Out the open window, across the square, he spotted Cassiopeia leaving his bookshop, dashing through the rain, something wrapped in a plastic bag tucked beneath one arm. Thirty minutes ago he’d given her the key to the store so she could use his computer and phone.
“Finding Alexander’s body,” Thorvaldsen said, “centers on Ely and the manuscript pages he uncovered. Ely initially asked Cassiopeia to locate the elephant medallions. But when we started to track them down, we discovered someone else was already looking.”
“How did Ely connect the medallions to the manuscript?”
“He examined the one in Samarkand and found the microletters. ZH. They have a connection to the manuscript. After Ely died, Cassiopeia wanted to know what was happening.”
“So she came to you for help?”
Thorvaldsen nodded. “I couldn’t refuse.”
He smiled. How many friends would buy an entire museum and duplicate everything inside just so it could burn to the ground?
Cassiopeia disappeared below the windowsill. He heard the cafe’s main door below open and close, then footsteps climbing the metal stairway to the second floor.
“You’ve stayed wet a lot today,” Malone said, as she reached the top.
Her hair was pulled into a ponytail, her jeans and pullover shirt splotched with rain. “Hard for a girl to look good.”
“Not really.”
She threw him a look. “A charmer tonight.”
“I have my moments.”
She removed his laptop from the plastic bag and said to Thorvaldsen, “I downloaded everything.”

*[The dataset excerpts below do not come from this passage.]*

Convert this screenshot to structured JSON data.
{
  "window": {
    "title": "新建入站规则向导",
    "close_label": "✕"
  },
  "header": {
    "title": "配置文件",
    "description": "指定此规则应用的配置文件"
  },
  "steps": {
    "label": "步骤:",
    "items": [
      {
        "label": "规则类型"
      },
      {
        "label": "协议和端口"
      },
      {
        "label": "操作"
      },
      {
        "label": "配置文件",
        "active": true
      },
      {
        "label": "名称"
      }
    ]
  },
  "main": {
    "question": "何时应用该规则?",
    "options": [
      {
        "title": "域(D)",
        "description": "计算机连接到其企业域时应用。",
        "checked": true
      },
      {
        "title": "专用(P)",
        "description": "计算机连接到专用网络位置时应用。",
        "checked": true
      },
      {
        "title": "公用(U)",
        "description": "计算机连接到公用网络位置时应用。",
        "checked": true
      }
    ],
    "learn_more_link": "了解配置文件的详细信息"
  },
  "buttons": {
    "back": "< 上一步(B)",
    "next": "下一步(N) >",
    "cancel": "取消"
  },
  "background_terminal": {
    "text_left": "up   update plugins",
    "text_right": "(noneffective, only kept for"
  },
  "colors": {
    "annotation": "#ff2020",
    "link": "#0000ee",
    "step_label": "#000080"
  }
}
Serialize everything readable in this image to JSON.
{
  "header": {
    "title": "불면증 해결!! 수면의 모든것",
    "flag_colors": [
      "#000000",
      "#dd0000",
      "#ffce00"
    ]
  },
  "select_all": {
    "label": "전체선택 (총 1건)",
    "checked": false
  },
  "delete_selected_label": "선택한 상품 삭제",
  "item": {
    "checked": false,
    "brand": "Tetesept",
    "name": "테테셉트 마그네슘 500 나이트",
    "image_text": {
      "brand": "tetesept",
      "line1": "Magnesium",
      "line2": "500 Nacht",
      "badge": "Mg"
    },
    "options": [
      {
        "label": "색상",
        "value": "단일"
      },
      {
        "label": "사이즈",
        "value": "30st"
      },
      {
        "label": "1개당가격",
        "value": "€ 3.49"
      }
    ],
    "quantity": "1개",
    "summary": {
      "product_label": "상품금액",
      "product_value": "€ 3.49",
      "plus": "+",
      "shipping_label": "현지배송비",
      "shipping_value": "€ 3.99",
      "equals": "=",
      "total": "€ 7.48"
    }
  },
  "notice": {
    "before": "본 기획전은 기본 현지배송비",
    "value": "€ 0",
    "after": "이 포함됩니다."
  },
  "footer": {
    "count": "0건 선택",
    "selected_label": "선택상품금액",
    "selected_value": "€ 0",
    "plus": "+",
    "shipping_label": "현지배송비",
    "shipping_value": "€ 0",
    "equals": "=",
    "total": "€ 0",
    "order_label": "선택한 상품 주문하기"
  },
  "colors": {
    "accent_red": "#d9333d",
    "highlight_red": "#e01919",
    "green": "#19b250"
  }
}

“If I’d known you were going to bring it over in the rain,” Malone said, “I’d have insisted on a security deposit.”
“You need to see this.”
“I told him about Ely,” Thorvaldsen said.

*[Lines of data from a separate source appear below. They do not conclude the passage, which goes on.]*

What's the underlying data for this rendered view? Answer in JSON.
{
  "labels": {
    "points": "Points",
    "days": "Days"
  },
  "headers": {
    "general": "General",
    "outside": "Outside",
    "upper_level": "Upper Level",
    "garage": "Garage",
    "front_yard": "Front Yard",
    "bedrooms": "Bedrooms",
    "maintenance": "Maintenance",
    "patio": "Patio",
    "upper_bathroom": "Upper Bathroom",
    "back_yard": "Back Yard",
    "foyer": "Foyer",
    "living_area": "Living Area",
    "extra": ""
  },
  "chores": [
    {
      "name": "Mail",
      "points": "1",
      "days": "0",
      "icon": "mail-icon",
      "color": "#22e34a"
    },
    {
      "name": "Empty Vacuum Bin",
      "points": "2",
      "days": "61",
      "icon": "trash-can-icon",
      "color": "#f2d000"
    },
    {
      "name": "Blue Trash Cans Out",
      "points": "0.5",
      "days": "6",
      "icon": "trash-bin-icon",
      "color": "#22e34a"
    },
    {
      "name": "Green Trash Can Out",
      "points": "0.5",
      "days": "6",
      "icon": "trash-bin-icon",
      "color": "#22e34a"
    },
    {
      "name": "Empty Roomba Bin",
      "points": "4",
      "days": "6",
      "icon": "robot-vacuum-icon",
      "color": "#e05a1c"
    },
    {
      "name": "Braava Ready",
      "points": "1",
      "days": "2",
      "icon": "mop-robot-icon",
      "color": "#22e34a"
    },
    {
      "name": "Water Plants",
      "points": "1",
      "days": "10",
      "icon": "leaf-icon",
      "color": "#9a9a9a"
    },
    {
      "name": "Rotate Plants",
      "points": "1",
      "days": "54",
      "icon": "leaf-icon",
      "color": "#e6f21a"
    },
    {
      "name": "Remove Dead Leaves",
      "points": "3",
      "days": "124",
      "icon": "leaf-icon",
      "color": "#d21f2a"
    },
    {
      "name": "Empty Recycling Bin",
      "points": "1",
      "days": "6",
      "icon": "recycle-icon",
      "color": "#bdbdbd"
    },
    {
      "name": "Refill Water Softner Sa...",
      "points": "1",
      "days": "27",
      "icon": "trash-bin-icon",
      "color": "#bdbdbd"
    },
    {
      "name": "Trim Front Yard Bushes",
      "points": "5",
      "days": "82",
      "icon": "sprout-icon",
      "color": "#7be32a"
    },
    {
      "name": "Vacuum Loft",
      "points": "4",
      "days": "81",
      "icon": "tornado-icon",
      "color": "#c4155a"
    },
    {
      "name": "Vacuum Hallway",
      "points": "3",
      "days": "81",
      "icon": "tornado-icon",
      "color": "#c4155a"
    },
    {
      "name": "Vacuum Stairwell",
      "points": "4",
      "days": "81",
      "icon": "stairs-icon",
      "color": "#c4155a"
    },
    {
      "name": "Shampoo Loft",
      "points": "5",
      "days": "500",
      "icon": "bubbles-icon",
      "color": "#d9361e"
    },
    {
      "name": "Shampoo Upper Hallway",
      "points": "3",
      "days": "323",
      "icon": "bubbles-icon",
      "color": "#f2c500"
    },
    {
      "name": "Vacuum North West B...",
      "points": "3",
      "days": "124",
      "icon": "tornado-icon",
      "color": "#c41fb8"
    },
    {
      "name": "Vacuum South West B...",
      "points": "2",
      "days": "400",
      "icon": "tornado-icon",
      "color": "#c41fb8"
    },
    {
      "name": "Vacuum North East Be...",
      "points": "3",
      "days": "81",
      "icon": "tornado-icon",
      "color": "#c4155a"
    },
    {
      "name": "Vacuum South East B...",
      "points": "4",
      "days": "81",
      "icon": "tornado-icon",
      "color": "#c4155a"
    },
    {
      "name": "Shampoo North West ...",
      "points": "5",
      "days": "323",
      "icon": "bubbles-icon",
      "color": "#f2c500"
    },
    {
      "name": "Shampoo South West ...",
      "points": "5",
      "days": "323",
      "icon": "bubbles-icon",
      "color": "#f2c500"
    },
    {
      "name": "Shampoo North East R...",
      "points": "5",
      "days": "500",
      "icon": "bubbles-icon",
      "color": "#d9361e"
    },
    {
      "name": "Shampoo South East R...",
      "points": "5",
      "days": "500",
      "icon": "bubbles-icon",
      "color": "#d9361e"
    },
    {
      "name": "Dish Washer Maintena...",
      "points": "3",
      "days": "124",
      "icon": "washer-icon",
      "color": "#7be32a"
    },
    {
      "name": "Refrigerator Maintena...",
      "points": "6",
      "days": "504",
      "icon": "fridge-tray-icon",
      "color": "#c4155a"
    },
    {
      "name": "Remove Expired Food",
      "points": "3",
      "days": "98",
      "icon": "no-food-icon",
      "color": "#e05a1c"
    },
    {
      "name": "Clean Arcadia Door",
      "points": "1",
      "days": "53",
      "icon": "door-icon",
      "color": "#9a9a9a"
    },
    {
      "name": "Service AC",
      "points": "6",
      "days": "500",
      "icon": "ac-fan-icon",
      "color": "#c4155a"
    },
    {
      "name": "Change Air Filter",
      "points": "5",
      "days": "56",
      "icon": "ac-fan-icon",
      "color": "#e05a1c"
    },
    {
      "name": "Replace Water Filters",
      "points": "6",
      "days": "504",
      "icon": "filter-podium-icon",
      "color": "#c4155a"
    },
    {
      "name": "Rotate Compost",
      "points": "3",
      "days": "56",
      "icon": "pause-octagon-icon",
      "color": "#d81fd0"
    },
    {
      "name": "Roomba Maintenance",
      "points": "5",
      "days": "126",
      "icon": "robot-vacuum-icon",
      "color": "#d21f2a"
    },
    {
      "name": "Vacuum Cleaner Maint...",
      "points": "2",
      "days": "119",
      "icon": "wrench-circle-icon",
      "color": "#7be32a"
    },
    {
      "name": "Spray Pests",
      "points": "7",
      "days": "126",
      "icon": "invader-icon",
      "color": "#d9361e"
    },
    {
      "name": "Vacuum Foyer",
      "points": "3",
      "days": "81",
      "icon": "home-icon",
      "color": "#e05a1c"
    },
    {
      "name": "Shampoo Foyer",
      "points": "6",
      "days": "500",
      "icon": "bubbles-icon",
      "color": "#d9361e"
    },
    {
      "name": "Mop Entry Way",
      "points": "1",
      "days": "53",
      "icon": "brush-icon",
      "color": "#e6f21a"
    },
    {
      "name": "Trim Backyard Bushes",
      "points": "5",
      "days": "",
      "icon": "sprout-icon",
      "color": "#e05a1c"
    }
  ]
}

The dining room was dim and deserted. Malone ate here three or four times a week, always at the same table, near the same hour. He enjoyed the solitude.
Cassiopeia faced him.
“I’m sorry,” he said, and meant it.
“I appreciate that.”
“I appreciate you saving my ass.”
“You would have found a way out. I just sped things up.”
He recalled his predicament and wasn’t so sure about her conclusion.

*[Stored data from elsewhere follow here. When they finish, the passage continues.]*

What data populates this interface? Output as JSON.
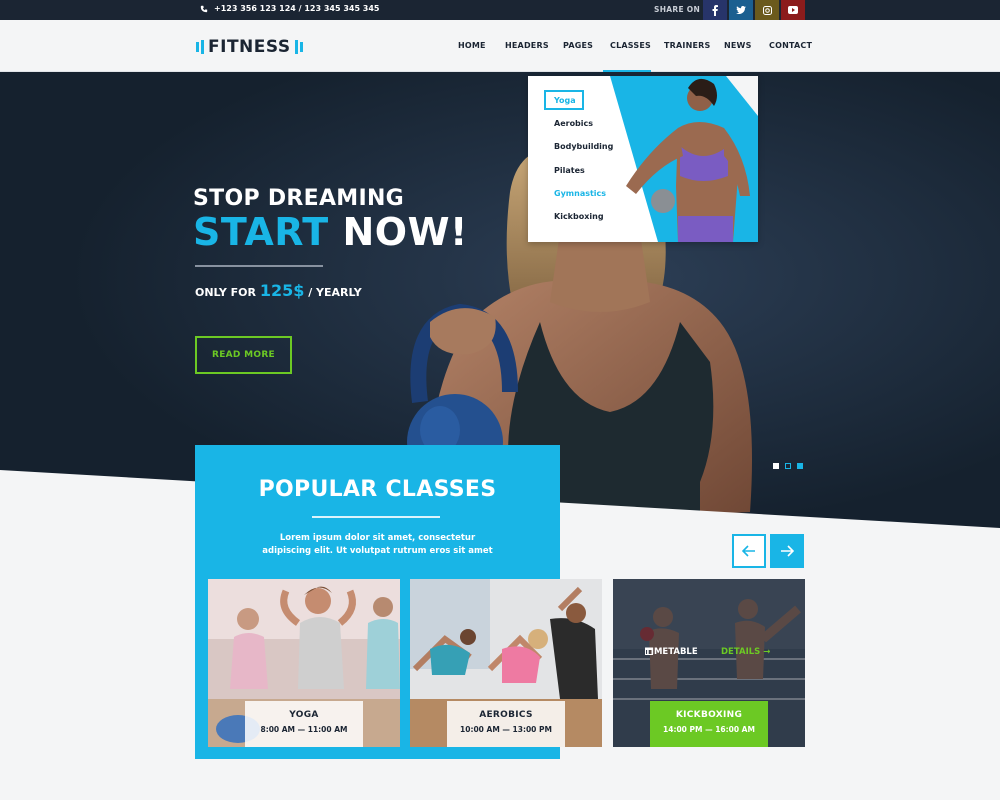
{
  "topbar": {
    "phone": "+123 356 123 124   / 123 345 345 345",
    "share_label": "SHARE ON",
    "social": [
      {
        "icon": "facebook-icon",
        "glyph": "f"
      },
      {
        "icon": "twitter-icon",
        "glyph": "t"
      },
      {
        "icon": "instagram-icon",
        "glyph": "◘"
      },
      {
        "icon": "youtube-icon",
        "glyph": "▶"
      }
    ]
  },
  "brand": {
    "name": "FITNESS"
  },
  "nav": {
    "items": [
      "HOME",
      "HEADERS",
      "PAGES",
      "CLASSES",
      "TRAINERS",
      "NEWS",
      "CONTACT"
    ],
    "active": "CLASSES"
  },
  "dropdown": {
    "items": [
      "Yoga",
      "Aerobics",
      "Bodybuilding",
      "Pilates",
      "Gymnastics",
      "Kickboxing"
    ],
    "selected": "Yoga",
    "hover": "Gymnastics"
  },
  "hero": {
    "line1": "STOP DREAMING",
    "line2_accent": "START",
    "line2_rest": " NOW!",
    "price_prefix": "ONLY FOR ",
    "price": "125$",
    "price_suffix": " / YEARLY",
    "button": "READ MORE",
    "slides": 3,
    "active_slide": 3
  },
  "popular": {
    "title": "POPULAR CLASSES",
    "desc_line1": "Lorem ipsum dolor sit amet, consectetur",
    "desc_line2": "adipiscing elit. Ut volutpat rutrum eros sit amet"
  },
  "classes": [
    {
      "name": "YOGA",
      "time": "8:00 AM — 11:00 AM"
    },
    {
      "name": "AEROBICS",
      "time": "10:00 AM — 13:00 PM"
    },
    {
      "name": "KICKBOXING",
      "time": "14:00 PM — 16:00 AM",
      "timetable": "TIMETABLE",
      "details": "DETAILS →"
    }
  ],
  "colors": {
    "accent": "#19b5e6",
    "green": "#6cc924",
    "dark": "#1b2533"
  }
}
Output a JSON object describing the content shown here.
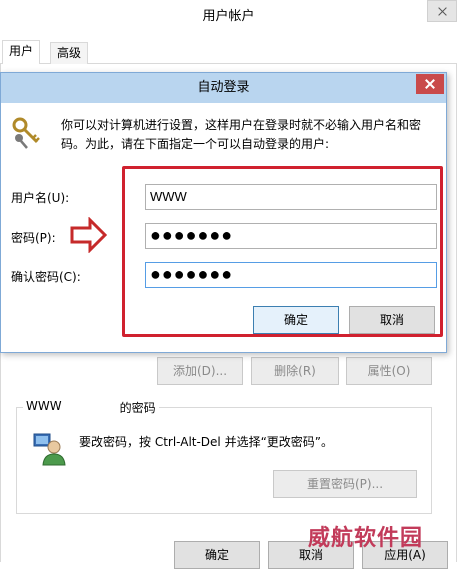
{
  "outer": {
    "title": "用户帐户",
    "tabs": [
      {
        "label": "用户"
      },
      {
        "label": "高级"
      }
    ],
    "buttons": {
      "add": "添加(D)...",
      "remove": "删除(R)",
      "properties": "属性(O)"
    },
    "password_group": {
      "username_prefix": "WWW",
      "title_suffix": "的密码",
      "text": "要改密码，按 Ctrl-Alt-Del 并选择“更改密码”。",
      "reset_button": "重置密码(P)..."
    },
    "footer": {
      "ok": "确定",
      "cancel": "取消",
      "apply": "应用(A)"
    }
  },
  "dialog": {
    "title": "自动登录",
    "instructions": "你可以对计算机进行设置，这样用户在登录时就不必输入用户名和密码。为此，请在下面指定一个可以自动登录的用户:",
    "fields": [
      {
        "label": "用户名(U):",
        "value": "WWW"
      },
      {
        "label": "密码(P):",
        "value": "●●●●●●●"
      },
      {
        "label": "确认密码(C):",
        "value": "●●●●●●●"
      }
    ],
    "ok_button": "确定",
    "cancel_button": "取消"
  },
  "watermark": "威航软件园",
  "colors": {
    "highlight": "#d0212f",
    "dialog_titlebar": "#b9d5ef",
    "close_button": "#c94a4a"
  }
}
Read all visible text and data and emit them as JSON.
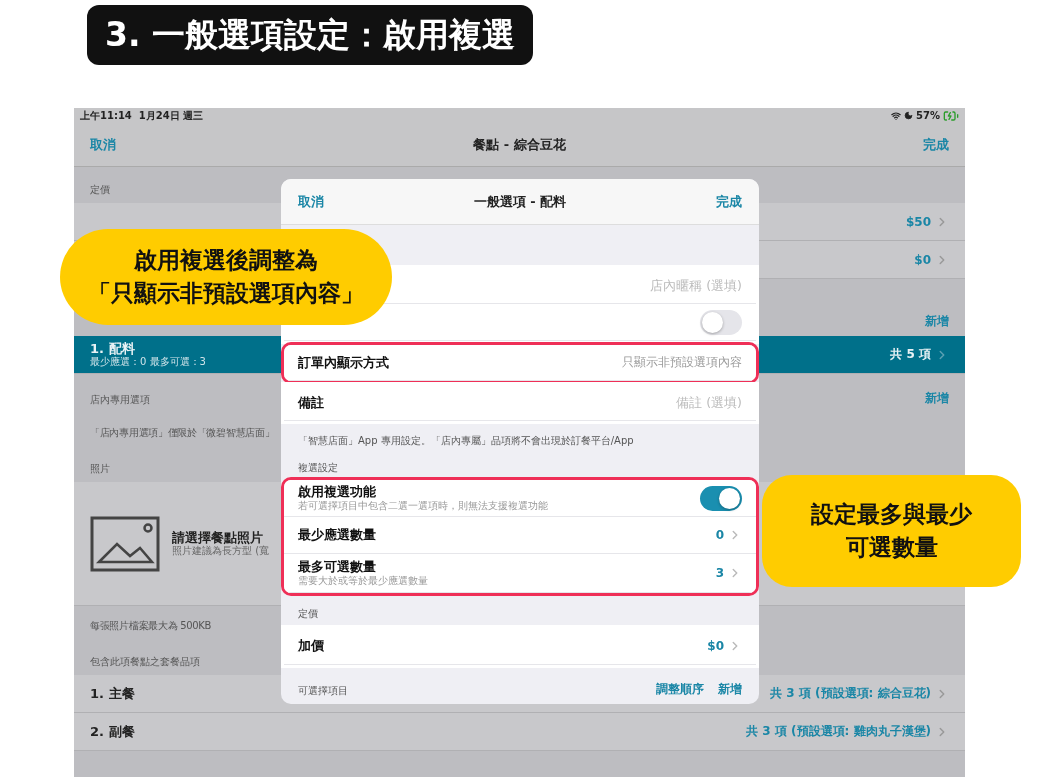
{
  "title_badge": "3. 一般選項設定：啟用複選",
  "status_bar": {
    "time": "上午11:14",
    "date": "1月24日 週三",
    "battery": "57%"
  },
  "nav": {
    "cancel": "取消",
    "title": "餐點 - 綜合豆花",
    "done": "完成"
  },
  "sections": [
    {
      "header": "定價",
      "rows": [
        {
          "kind": "value",
          "value": "$50",
          "selected": false
        },
        {
          "kind": "value",
          "value": "$0",
          "selected": false
        }
      ]
    },
    {
      "action": "新增",
      "rows": [
        {
          "kind": "value",
          "label": "1. 配料",
          "subtitle": "最少應選：0 最多可選：3",
          "value": "共 5 項",
          "selected": true
        }
      ]
    },
    {
      "header": "店內專用選項",
      "action": "新增",
      "footer": "「店內專用選項」僅限於「微碧智慧店面」"
    },
    {
      "header": "照片",
      "rows": [
        {
          "kind": "photo",
          "label": "請選擇餐點照片",
          "subtitle": "照片建議為長方型 (寬",
          "selected": false
        }
      ],
      "footer": "每張照片檔案最大為 500KB"
    },
    {
      "header": "包含此項餐點之套餐品項",
      "rows": [
        {
          "kind": "value",
          "label": "1. 主餐",
          "value": "共 3 項 (預設選項: 綜合豆花)",
          "selected": false
        },
        {
          "kind": "value",
          "label": "2. 副餐",
          "value": "共 3 項 (預設選項: 雞肉丸子漢堡)",
          "selected": false
        }
      ]
    }
  ],
  "modal": {
    "cancel": "取消",
    "title": "一般選項 - 配料",
    "done": "完成",
    "sections": [
      {
        "groups": [
          {
            "highlighted": false,
            "rows": [
              {
                "kind": "field",
                "placeholder": "店內暱稱 (選填)"
              },
              {
                "kind": "toggle",
                "on": false
              }
            ]
          },
          {
            "highlighted": true,
            "rows": [
              {
                "kind": "choice",
                "label": "訂單內顯示方式",
                "value": "只顯示非預設選項內容"
              }
            ]
          },
          {
            "highlighted": false,
            "rows": [
              {
                "kind": "field",
                "label": "備註",
                "placeholder": "備註 (選填)"
              }
            ]
          }
        ],
        "footer": "「智慧店面」App 專用設定。「店內專屬」品項將不會出現於訂餐平台/App"
      },
      {
        "header": "複選設定",
        "groups": [
          {
            "highlighted": true,
            "rows": [
              {
                "kind": "toggle",
                "label": "啟用複選功能",
                "subtitle": "若可選擇項目中包含二選一選項時，則無法支援複選功能",
                "on": true
              },
              {
                "kind": "link",
                "label": "最少應選數量",
                "value": "0"
              },
              {
                "kind": "link",
                "label": "最多可選數量",
                "subtitle": "需要大於或等於最少應選數量",
                "value": "3"
              }
            ]
          }
        ]
      },
      {
        "header": "定價",
        "groups": [
          {
            "highlighted": false,
            "rows": [
              {
                "kind": "link",
                "label": "加價",
                "value": "$0"
              }
            ]
          }
        ]
      },
      {
        "header": "可選擇項目",
        "actions": [
          "調整順序",
          "新增"
        ]
      }
    ]
  },
  "callouts": [
    {
      "lines": [
        "啟用複選後調整為",
        "「只顯示非預設選項內容」"
      ]
    },
    {
      "lines": [
        "設定最多與最少",
        "可選數量"
      ]
    }
  ]
}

He wanted to ask more about Ely Lund, curious as to how he’d managed to crack her emotional vault. Like his own, there were a multitude of locks and alarms. But he kept silent-as always when feelings were unavoidable.
Cassiopeia switched on the laptop and brought several scanned images onto the screen. Words. Ghostly gray, fuzzy in places, and all in Greek.
“About a week after Alexander the Great died, in 323 BCE,” Cassiopeia said, “Egyptian embalmers arrived in Babylon. Though it was summer, hot as hell, they found his corpse uncorrupted, its complexion still lifelike. That was taken as a sign from the gods of Alexander’s greatness.”
He’d read about that earlier. “Some sign. He was probably still alive, in a terminal coma.”
“That’s the modern consensus. But that medical state was unknown then. So they went about their task and mummified the body.”
He shook his head. “Amazing. The greatest conqueror of his time, killed by embalmers.”
Cassiopeia smiled in agreement. “Mummification usually took seventy days, the idea being to dry the body beyond further decay. But with Alexander, they used a different method. He was immersed in white honey.”